Kabargolkar.com - Rapat Kerja Komisi IX dengan Menkes dan RDP dengan Dirut BPJS Kesehatan (Senin, 20/1/20) berlangsung cukup panas. Pasalnya Menteri Kesehatan tidak melaksanakan kesimpulan Rapat Kerja tanggal 12 Desember 2019, dimana usulan tersebut berasal dari beliau sendiri. Yaitu untuk menutupi kenaikan iuran bagi peserta kelas III mandiri dialihkan dari selisih biaya kenaikan iuran yang diterima oleh BPJS.
Menanggapi persoalan di atas, anggota Komisi IX dari Fraksi Golkar Yahya Zaini, menyesalkan atas sikap Menkes yang tidak menjalankan hasil Raker tersebut. Dari bahan rapat yang disiapkan Kemenkes terkesan tidak ada upaya yang sungguh-sungguh untuk mencari solusi atas persoalan dimaksud.
Menurut Yahya semestinya Menkes melakukan kordinasi intensif dengan Menko PMK dan Direksi BPJS untuk membicarakan persoalan yang sudah ditunggu-tunggu oleh masyarakat tersebut.
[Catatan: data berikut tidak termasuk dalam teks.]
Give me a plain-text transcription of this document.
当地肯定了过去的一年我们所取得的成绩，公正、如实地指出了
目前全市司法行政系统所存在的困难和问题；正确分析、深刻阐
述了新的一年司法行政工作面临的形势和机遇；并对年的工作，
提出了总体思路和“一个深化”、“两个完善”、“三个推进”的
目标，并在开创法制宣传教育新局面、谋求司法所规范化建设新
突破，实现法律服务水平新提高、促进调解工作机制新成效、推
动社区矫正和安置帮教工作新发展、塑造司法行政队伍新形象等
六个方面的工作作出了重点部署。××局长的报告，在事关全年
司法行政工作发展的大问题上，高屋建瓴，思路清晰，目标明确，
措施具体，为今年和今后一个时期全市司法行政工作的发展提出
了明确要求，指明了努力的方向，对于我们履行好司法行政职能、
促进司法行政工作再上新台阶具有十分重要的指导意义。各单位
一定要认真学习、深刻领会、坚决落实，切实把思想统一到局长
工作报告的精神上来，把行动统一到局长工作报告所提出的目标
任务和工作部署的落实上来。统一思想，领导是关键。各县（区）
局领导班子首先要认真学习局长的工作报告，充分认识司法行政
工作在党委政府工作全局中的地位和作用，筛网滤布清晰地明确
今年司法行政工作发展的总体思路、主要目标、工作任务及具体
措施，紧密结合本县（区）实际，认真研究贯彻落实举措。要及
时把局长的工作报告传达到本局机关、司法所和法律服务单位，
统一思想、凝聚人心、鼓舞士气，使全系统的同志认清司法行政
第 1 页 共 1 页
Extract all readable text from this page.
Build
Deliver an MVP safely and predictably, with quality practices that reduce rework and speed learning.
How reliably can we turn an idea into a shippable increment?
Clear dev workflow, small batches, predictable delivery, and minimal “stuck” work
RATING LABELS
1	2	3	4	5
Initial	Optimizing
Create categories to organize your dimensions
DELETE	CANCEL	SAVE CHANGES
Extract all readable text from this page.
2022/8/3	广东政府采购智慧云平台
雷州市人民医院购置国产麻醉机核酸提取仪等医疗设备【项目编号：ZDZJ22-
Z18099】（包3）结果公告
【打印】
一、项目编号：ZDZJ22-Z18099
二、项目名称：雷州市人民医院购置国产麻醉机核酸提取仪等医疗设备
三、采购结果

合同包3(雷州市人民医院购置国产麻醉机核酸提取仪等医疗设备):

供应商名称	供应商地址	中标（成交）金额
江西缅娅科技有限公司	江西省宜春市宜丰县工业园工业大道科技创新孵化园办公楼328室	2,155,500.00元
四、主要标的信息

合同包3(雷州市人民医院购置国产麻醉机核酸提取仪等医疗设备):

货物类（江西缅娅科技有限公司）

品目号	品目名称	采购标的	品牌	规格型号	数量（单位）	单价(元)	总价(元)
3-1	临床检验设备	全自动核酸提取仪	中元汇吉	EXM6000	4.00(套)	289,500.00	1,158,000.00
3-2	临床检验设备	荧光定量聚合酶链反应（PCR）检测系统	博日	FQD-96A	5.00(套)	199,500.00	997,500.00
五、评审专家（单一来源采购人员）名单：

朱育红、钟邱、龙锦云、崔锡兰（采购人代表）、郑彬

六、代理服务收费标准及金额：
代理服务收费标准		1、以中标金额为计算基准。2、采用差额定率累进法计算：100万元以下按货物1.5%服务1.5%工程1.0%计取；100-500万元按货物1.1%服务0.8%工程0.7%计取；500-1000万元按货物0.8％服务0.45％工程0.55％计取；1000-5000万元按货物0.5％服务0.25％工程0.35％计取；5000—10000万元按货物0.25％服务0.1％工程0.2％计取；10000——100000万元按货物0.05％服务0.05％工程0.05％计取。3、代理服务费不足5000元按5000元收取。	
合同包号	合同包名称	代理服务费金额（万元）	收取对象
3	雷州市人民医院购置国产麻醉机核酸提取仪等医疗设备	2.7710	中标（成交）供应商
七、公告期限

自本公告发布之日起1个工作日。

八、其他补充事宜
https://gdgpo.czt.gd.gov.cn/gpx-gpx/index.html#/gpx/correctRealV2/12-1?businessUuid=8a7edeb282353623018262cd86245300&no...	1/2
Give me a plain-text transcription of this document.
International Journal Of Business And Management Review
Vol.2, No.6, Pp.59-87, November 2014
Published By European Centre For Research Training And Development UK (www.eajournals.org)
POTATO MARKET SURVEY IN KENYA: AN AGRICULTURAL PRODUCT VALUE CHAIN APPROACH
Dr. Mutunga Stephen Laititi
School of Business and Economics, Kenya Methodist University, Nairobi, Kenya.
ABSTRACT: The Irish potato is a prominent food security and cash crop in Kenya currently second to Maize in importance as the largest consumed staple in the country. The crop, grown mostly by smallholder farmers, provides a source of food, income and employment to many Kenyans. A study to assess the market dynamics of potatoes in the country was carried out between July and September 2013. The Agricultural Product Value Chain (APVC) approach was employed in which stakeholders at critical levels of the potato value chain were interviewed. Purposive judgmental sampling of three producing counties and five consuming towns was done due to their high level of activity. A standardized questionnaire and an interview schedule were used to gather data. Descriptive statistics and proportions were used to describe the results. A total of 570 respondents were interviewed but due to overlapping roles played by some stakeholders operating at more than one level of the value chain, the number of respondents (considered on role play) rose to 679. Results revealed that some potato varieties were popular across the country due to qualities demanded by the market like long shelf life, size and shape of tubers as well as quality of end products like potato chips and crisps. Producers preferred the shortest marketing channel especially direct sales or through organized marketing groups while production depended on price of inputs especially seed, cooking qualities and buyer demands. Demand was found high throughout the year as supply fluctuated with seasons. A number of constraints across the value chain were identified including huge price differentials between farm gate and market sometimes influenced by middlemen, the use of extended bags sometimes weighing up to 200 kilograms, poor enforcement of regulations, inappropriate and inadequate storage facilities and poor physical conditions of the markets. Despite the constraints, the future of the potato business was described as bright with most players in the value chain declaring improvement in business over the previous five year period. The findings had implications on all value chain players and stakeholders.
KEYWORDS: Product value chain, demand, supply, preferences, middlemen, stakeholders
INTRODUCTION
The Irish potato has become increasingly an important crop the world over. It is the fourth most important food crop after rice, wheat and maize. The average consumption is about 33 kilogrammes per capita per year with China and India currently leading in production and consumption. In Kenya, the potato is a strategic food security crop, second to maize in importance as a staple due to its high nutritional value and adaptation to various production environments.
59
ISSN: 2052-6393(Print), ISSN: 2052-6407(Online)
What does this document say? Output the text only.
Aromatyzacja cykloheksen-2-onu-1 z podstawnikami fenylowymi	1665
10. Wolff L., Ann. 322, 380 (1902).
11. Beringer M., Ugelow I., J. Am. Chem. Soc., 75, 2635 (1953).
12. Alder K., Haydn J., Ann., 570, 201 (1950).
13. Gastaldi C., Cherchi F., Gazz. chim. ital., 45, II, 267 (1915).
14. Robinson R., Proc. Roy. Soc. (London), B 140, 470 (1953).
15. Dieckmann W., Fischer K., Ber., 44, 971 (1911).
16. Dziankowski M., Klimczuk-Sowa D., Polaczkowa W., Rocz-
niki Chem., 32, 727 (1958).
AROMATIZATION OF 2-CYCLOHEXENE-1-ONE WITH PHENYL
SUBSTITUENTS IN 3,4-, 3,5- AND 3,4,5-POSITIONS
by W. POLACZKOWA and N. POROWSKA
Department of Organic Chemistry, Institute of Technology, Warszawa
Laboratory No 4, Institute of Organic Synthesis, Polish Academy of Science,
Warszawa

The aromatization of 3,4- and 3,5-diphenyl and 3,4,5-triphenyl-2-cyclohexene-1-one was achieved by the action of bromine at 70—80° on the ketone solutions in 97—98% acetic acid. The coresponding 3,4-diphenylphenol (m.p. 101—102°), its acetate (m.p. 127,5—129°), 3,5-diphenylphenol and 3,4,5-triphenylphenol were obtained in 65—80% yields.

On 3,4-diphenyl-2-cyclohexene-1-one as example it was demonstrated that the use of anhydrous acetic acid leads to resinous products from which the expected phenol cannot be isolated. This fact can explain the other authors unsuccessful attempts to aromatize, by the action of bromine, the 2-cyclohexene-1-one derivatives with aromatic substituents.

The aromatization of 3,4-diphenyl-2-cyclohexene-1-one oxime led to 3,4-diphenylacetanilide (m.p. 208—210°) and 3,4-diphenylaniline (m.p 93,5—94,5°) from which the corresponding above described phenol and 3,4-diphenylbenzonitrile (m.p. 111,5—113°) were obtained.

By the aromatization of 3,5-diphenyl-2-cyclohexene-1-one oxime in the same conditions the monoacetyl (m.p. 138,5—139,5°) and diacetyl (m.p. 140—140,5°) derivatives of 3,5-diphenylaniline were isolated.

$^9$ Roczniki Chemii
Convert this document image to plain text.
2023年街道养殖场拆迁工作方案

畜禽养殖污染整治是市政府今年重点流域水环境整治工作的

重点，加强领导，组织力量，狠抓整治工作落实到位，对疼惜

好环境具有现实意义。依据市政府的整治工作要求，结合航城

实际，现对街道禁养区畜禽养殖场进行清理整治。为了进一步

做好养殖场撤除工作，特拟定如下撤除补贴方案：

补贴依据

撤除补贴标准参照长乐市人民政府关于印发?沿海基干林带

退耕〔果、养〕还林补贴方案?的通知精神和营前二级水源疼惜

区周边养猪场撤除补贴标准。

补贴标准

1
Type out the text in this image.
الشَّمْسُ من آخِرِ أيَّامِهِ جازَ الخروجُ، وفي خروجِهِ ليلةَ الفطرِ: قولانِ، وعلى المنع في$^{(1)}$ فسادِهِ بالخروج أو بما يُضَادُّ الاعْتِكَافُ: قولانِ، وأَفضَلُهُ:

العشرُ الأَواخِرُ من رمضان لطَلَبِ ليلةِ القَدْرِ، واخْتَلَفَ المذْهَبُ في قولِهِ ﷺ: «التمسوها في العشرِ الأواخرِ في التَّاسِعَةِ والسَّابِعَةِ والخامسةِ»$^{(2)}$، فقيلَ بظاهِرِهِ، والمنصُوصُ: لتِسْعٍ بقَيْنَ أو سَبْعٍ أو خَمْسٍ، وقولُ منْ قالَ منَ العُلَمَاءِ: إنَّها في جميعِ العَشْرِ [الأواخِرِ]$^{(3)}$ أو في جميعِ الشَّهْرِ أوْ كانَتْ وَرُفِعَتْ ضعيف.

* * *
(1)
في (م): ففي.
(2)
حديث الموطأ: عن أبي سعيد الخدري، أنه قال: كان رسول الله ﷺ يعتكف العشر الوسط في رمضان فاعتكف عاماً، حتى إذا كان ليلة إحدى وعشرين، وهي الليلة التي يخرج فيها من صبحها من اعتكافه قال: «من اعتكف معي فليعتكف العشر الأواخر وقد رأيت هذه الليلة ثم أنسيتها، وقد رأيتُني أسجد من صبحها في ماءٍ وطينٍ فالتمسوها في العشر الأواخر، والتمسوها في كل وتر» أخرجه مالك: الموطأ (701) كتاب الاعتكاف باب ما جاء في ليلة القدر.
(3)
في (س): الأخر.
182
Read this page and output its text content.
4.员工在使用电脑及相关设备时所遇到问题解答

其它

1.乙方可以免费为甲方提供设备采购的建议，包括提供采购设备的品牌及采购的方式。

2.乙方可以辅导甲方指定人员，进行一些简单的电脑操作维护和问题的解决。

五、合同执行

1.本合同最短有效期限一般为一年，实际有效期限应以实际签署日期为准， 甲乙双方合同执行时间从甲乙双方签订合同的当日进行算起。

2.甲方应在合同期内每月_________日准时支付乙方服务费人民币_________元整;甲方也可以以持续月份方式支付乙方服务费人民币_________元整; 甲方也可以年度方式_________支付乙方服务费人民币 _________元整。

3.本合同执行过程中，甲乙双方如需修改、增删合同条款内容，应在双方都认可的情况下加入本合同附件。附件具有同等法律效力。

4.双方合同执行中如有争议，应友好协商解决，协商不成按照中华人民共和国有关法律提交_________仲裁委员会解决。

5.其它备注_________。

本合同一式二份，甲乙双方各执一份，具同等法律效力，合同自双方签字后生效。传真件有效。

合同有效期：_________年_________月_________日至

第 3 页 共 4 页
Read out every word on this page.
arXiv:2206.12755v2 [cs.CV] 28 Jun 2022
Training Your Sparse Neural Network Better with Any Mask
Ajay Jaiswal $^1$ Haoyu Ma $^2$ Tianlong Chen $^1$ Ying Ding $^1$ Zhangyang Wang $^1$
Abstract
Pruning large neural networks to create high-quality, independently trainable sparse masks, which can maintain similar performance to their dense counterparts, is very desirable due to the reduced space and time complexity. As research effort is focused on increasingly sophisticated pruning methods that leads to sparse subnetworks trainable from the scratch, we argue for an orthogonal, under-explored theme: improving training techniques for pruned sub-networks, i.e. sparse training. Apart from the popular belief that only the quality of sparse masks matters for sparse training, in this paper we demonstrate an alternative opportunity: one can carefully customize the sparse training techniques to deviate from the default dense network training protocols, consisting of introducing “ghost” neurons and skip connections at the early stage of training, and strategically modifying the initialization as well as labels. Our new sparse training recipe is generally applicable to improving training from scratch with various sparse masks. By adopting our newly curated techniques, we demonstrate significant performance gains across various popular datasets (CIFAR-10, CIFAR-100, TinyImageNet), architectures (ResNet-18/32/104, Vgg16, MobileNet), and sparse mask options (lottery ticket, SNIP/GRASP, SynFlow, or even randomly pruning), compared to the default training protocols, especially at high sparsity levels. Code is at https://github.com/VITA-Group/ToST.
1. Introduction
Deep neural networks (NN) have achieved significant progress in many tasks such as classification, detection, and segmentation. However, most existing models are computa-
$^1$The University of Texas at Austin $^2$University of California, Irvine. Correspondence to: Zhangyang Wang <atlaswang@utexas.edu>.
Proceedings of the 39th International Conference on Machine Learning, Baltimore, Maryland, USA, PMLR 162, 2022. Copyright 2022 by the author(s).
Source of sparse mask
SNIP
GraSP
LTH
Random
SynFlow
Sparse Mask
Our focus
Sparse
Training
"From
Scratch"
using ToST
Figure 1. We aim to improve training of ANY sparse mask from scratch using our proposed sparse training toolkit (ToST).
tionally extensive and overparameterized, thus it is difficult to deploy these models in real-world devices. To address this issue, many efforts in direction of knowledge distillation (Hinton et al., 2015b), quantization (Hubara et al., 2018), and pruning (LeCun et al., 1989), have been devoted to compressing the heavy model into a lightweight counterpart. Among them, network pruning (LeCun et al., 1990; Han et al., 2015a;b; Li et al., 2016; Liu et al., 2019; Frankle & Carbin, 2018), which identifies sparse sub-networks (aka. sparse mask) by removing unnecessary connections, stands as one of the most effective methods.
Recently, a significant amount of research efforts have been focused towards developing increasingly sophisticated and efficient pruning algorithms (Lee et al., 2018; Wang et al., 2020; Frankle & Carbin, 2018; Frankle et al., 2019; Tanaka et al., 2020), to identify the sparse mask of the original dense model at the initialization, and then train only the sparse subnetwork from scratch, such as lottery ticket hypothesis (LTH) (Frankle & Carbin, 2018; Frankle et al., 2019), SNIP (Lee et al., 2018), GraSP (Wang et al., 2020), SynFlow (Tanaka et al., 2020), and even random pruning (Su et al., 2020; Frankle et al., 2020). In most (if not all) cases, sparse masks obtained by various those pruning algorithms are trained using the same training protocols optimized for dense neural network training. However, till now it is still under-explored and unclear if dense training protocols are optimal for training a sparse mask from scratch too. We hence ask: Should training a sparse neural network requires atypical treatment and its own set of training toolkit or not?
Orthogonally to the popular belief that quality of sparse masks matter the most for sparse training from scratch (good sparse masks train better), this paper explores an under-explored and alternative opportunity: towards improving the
Dalam rapat tersebut, Yahya mengusulkan solusi paling rasional yang dapat dilakukan oleh pemerintah yaitu menjadikan peserta kelas III mandiri menjadi peserta PBI. Adapun jumlahnya sekitar 20 juta jiwa.
Dalam kesempatan yang lain Menko PMK sudah membuat kajian supaya peserta kelas III mandiri yang benar-benar tidak mampu dapat dimasukkan menjadi peserta PBI. Beliau menugaskan Menteri Sosial untuk melakukan kajian, sesuai dengan tupoksinya.
Semua anggota Komisi IX baru saja pulang dari Dapilnya masing-masing. Soal kenaikan iuran BPJS menjadi sorotan dan keluhan warga di akar rumput, terutama bagi peserta mandiri kelas III, seperti kuli bangunan, pedagang gorengan dan asongan.
Dikeluhkan juga adanya ketentuan yang mewajibkan semua anggota keluarga menjadi peserta BPJS, sementara hanya mampu membayar premi untuk 2 orang. Kalau tidak mendaftarkan semua anggota keluarga tidak akan diterima dan dilayani oleh BPJS.
Yahya meminta ketentuan yang memberatkan tersebut untuk dicabut. Prinsip gotong royong dalam program BPJS harus dimaknai untuk memudahkan masyarakat, bukan sebaliknya, pungkas anggota DPR dari Dapil Jatim VIII tersebut.